Sunday, August 19, 2007

Ruby require idiom

Ruby Kernel#require(filename) read and execute the specified file only once regardless how many time we call it as opposite to Kernel#load(filename) which reload the file each time. With application having many files, each depend on others without this behavior of Kernel#require(filename), a single file will be read executed multi time, which may not desired from functional and performance's perspective.
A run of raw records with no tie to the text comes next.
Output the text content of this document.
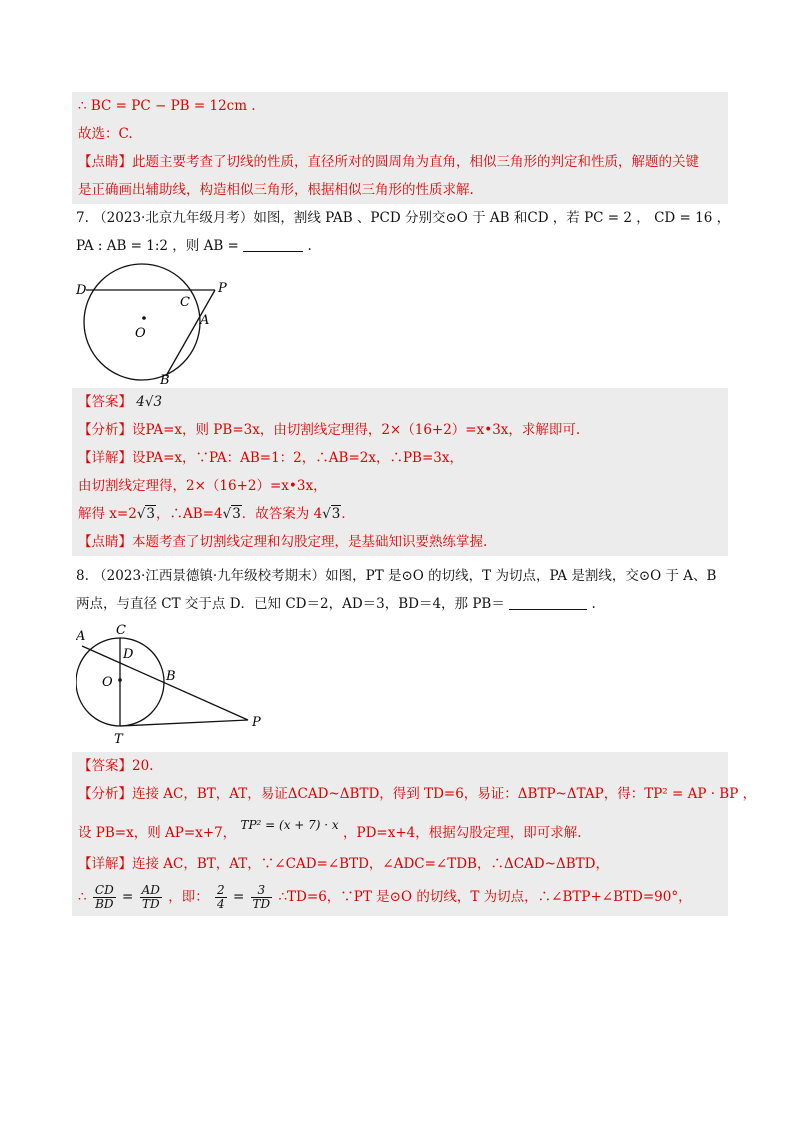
∴ BC = PC − PB = 12cm .
故选：C.
【点睛】此题主要考查了切线的性质，直径所对的圆周角为直角，相似三角形的判定和性质，解题的关键
是正确画出辅助线，构造相似三角形，根据相似三角形的性质求解.
7. （2023·北京九年级月考）如图，割线 PAB 、PCD 分别交⊙O 于 AB 和CD ，若 PC = 2 ， CD = 16 ，
PA : AB = 1:2 ，则 AB =	.
D
C
P
A
O
B
【答案】 4√3
【分析】设PA=x，则 PB=3x，由切割线定理得，2×（16+2）=x•3x，求解即可.
【详解】设PA=x，∵PA：AB=1：2，∴AB=2x，∴PB=3x，
由切割线定理得，2×（16+2）=x•3x，
解得 x=2√3，∴AB=4√3．故答案为 4√3．
【点睛】本题考查了切割线定理和勾股定理，是基础知识要熟练掌握.
8. （2023·江西景德镇·九年级校考期末）如图，PT 是⊙O 的切线，T 为切点，PA 是割线，交⊙O 于 A、B
两点，与直径 CT 交于点 D．已知 CD＝2，AD＝3，BD＝4，那 PB＝	.
A C
D
B
O
T
P
【答案】20.
【分析】连接 AC，BT，AT，易证ΔCAD~ΔBTD，得到 TD=6，易证：ΔBTP~ΔTAP，得：TP² = AP · BP ，
设 PB=x，则 AP=x+7， TP² = (x + 7) · x ，PD=x+4，根据勾股定理，即可求解.
【详解】连接 AC，BT，AT，∵∠CAD=∠BTD，∠ADC=∠TDB，∴ΔCAD~ΔBTD，
∴ $\frac{CD}{BD} = \frac{AD}{TD}$ ，即： $\frac{2}{4} = \frac{3}{TD}$ ∴TD=6，∵PT 是⊙O 的切线，T 为切点，∴∠BTP+∠BTD=90°，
The Kernel#require(filename) however has an issue, after loading it puts path of a file required in global array $" and does not know if we refer to the same file using different path. e.g.
#file : lib/foo.rb
puts "loading #{__FILE__}"

#file : lib/bar.rb
require File.dirname(__FILE__) + '/foo'
puts "loading #{__FILE__}"

#file : app/runme.rb

require File.dirname(__FILE__) +'/../lib/foo'
require File.dirname(__FILE__) +'/../lib/bar'
puts $"
Then run
ruby app/runme.rb

loading ./app/../lib/foo.rb
loading ./app/../lib/foo.rb
loading ./app/../lib/bar.rb
["app/../lib/foo.rb", "./app/../lib/foo.rb", "app/../lib/bar.rb"]
There are basically few well known techniques to deal with this problem
1. Using absolute path
2. Modifying $LOAD_PATH
3. Using defined?

USING ABSOLUTE PATH
In this variant we always call Kernel#require with a absolute path, the File::expand_path will be used to remove '..' symbol representing parent directory e.g
#file : lib/bar.rb
require File.expand_path(File.dirname(__FILE__)) + '/foo'
puts "loading #{__FILE__}"

#file : app/runme.rb
require File.expand_path(File.dirname(__FILE__)+'/../lib')+'/foo'
require File.expand_path(File.dirname(__FILE__)+'/../lib')+'/bar'
puts $"
run
ruby app/runme.rb

loading D:/huy/rubyapp/require_1/lib/foo.rb
loading D:/huy/rubyapp/require_1/lib/bar.rb
["D:/huy/rubyapp/require_1/lib/foo.rb", "D:/huy/rubyapp/require_1/lib/bar.rb"]
This method is described in post ruby require idiom

MODIFYING $LOAD_PATH
The second quite popular technique is to modify $LOAD_PATH directly e.g.
#file : lib/bar.rb

libpath=File.expand_path(File.dirname(__FILE__)+'/lib')
$LOAD_PATH.unshift(libpath) unless $LOAD_PATH.first==libpath

require 'foo'
puts "loading #{__FILE__}"

#file : app/runme.rb

libpath=File.expand_path(File.dirname(__FILE__)+'/lib')
$LOAD_PATH.unshift(libpath) unless $LOAD_PATH.first==libpath

require 'foo'
require 'bar'
puts $"
In the previous mentioned techniques, the File#expand_path method is used to get absolute path of either file or directory, the same file or directory is kept only once in a relevant global variable.

USING defined?
This technique is very old and frequently used by C programmers to guard header file to include multiple e.g.
#file foo.h

#ifdef __FOO_H

#define __FOO_H

...

#endif
In Ruby, I have seen this technique being applied using Kernel#defined? e.g.

#file : lib/foo.rb
unless defined?(FooDefined)
   FooDefined=true
   puts "loading #{__FILE__}"
end

#file : lib/bar.rb
unless defined?(BarDefined)
  BarDefined=true
  require File.dirname(__FILE__) + '/foo'
  puts "loading #{__FILE__}"
end

#file : app/runme.rb

require File.dirname(__FILE__)+'/../lib/foo'
require File.dirname(__FILE__)+'/../lib/bar'
puts $"
UPDATE on 26-12-2007
The new Kernel#require in Ruby 1.9 store full path in $" make this article obsolete.

1 comment:

Robsteranium said...

Thanks Le Huy, that load path snippet helped me!